Don't you just love a woman just responds to winning a Nobel prize with 'Oh, Christ'. Yes, Doris Lessing has balls to spare. This video of her hearing about the Nobel prize always raises a smile.
I love Doris Lessing, she has incisive intelligence, she fights for her ideals, bites the hands that feed her, she is rude, she is articulate and she is brilliant. She writes what she believes in and, boy, does she do it well!
Hold on, you may ask, didn't she abandon her kids when she left Southern Africa? Yes, and she has never apologised or sought to justify her decision. How can this woman be a role model? As a parent she definitely is not!
Let me explain my other role model. Frances is not famous, she does not aspire to be. She is just a friend of mine who I have not seen for a few years since she went to live in a deserted part of Kerry in rural Ireland. She is, however, my other role model. Just seeing her and her son together just made me realise how rewarding parenting could be.
What is so special about Frances as a Mum? Like Doris, she worked things out for herself. She read and she read, not baby manuals but about human development about psychology and about the things that underpin how we really work, then she got stuck in and enjoyed! I have never seen such joy at parenthood; she took the time to explore life afresh through her son's eyes.

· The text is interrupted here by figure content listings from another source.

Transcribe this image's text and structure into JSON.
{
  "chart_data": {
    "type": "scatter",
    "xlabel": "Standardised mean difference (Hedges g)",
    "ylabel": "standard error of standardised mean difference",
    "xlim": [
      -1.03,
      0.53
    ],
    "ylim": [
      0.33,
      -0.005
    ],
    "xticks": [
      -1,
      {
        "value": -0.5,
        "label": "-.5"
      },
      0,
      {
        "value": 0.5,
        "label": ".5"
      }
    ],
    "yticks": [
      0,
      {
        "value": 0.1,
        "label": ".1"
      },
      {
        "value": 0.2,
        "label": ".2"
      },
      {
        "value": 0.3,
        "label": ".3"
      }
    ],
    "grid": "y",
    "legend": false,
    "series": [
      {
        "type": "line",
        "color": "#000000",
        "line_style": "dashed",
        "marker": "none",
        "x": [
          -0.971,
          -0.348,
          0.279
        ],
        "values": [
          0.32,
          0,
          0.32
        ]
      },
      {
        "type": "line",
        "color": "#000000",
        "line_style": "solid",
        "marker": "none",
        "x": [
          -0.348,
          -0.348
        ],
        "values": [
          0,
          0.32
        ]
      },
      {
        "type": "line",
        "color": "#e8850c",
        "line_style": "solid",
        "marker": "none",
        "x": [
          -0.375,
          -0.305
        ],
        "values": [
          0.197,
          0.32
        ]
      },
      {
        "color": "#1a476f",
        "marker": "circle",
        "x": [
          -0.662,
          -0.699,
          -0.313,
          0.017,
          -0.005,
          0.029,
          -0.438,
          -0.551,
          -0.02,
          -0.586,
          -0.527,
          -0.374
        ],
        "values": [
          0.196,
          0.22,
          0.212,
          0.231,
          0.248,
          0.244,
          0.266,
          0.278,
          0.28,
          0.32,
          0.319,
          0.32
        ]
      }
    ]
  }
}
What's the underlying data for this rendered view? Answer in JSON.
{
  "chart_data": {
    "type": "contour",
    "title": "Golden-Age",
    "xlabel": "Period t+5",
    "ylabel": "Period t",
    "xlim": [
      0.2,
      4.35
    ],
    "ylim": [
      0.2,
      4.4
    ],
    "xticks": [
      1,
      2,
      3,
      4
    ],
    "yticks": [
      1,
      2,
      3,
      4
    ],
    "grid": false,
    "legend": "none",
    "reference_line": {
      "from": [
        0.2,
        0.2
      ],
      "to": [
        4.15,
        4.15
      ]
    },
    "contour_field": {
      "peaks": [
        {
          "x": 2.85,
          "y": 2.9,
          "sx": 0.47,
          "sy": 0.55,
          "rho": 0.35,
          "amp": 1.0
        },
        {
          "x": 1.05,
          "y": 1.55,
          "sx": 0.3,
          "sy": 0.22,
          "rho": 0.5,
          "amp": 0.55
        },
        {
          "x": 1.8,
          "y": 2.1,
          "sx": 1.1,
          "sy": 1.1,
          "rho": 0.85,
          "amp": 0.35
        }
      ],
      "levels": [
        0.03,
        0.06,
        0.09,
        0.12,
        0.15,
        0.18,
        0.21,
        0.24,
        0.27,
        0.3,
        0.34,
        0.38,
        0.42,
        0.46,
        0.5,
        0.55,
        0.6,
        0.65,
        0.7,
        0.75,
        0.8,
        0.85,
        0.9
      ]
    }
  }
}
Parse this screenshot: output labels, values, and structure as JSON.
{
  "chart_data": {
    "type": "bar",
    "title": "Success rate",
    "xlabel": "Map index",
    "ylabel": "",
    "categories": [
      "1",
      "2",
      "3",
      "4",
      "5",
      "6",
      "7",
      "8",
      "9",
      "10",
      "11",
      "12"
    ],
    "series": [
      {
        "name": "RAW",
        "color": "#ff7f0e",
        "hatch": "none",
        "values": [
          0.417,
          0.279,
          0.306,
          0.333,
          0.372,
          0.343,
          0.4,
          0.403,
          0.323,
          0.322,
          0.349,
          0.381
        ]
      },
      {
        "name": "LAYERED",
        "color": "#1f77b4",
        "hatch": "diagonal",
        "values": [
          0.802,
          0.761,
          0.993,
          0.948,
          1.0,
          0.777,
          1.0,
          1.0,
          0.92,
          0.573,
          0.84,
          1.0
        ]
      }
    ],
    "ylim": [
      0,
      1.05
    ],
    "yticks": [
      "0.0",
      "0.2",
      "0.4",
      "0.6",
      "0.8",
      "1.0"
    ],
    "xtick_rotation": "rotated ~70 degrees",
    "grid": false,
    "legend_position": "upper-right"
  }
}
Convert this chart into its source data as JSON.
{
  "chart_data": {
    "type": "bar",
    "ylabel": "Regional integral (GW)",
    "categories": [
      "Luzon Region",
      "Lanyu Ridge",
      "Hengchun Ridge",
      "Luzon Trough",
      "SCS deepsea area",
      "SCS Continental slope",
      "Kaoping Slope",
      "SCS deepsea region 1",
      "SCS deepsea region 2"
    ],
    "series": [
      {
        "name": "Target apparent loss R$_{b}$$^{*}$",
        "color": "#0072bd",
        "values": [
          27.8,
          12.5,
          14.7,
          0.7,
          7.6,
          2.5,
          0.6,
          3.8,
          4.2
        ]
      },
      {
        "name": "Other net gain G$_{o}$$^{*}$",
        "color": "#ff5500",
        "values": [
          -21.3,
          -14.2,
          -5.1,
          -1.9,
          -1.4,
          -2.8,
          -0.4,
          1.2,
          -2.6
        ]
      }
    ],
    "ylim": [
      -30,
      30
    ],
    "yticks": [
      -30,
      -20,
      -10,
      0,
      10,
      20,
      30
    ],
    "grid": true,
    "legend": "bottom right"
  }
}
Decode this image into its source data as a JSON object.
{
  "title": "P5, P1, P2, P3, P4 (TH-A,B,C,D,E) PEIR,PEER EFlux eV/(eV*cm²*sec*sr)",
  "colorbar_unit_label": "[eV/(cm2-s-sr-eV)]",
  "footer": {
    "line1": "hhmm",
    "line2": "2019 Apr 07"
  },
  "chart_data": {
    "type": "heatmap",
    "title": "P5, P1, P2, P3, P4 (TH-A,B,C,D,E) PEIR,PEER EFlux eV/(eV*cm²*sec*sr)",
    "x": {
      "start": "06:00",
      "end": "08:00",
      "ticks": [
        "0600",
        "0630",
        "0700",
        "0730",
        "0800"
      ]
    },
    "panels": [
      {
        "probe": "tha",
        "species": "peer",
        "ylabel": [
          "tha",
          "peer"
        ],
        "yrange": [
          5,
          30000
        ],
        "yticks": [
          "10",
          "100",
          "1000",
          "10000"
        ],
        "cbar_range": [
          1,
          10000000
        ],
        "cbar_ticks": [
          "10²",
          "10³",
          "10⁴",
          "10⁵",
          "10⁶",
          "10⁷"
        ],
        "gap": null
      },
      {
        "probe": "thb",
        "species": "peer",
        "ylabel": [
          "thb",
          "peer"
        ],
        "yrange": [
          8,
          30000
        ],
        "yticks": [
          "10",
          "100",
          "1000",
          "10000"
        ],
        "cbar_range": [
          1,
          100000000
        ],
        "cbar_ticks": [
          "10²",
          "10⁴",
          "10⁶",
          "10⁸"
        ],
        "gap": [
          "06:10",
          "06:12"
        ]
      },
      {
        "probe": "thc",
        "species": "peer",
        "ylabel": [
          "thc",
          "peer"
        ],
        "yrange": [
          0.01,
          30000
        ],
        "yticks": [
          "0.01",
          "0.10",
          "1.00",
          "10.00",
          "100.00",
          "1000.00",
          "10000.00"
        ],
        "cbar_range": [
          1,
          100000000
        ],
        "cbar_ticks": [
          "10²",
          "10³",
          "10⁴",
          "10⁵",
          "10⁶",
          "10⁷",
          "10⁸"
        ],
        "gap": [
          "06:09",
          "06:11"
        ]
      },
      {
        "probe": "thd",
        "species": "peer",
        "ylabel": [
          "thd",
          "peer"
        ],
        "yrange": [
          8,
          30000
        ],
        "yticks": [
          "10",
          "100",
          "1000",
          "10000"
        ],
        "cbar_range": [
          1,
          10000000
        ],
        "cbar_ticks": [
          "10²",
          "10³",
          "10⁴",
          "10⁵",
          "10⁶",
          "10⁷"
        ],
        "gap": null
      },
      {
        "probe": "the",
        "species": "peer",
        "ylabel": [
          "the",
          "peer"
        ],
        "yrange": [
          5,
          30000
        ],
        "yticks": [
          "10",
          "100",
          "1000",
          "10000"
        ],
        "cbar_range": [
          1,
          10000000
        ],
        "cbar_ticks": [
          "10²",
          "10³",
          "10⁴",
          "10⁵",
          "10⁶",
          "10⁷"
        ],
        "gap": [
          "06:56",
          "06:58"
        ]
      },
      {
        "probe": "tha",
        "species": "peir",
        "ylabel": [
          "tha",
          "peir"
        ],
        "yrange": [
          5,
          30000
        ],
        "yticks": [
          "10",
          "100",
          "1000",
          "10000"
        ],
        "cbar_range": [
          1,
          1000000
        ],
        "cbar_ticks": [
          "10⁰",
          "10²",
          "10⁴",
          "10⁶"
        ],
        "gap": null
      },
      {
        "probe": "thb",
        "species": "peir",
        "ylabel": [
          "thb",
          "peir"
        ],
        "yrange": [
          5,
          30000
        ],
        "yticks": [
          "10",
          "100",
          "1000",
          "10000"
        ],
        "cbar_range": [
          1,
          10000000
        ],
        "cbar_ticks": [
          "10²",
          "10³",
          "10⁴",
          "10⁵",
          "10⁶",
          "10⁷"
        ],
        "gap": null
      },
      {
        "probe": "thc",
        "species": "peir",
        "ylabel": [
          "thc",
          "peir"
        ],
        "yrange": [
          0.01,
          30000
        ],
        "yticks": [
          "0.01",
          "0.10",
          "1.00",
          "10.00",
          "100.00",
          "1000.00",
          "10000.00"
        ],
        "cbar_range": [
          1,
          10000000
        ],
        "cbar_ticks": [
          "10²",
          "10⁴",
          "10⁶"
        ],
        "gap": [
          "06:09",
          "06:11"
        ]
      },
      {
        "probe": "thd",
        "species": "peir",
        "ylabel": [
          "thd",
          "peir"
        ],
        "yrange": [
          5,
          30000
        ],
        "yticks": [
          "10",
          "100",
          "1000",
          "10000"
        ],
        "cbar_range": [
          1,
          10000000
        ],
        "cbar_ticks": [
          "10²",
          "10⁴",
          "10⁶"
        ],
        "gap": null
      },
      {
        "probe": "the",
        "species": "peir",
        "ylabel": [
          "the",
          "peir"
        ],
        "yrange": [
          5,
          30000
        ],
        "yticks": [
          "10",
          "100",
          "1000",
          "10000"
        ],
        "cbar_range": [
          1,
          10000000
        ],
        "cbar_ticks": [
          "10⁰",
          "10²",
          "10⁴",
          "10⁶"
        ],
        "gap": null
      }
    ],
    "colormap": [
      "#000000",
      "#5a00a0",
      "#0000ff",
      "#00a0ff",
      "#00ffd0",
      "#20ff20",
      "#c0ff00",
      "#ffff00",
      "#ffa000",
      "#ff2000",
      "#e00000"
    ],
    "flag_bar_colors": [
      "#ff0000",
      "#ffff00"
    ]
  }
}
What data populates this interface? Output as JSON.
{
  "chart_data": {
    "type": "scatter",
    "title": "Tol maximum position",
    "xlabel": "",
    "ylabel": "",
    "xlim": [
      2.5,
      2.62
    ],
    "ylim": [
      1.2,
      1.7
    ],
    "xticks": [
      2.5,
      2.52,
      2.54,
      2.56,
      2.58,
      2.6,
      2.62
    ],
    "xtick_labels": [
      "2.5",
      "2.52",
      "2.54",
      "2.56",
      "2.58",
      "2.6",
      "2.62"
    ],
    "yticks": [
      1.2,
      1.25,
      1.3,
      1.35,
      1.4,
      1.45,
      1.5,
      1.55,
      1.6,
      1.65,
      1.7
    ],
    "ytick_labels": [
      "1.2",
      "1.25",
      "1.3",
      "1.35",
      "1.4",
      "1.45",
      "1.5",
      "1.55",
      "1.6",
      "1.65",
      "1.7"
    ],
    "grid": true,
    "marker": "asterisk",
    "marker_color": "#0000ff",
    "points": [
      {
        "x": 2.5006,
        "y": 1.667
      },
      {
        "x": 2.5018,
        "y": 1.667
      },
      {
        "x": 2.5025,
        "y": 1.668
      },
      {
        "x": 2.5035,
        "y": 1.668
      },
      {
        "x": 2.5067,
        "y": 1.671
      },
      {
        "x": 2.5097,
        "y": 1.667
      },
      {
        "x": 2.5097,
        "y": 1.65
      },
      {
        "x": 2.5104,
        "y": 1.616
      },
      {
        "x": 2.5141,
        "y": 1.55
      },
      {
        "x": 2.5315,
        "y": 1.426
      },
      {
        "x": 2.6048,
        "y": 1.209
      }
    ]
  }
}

My role models are conflicting and I don't aspire to fully emulate either. I do hope that I emulate their clarity and intelligence, I hope that I can blow raspberries in the face of convention when it runs counter to my family's best interests. I hope to have integrity at all times, to see beauty and to realise that there is always something to learn. Yes, I seem to have problems with conventional role models/ mole waddles but I can be inspired by, and celebrate, the diversity of amazing women out there (in my own way).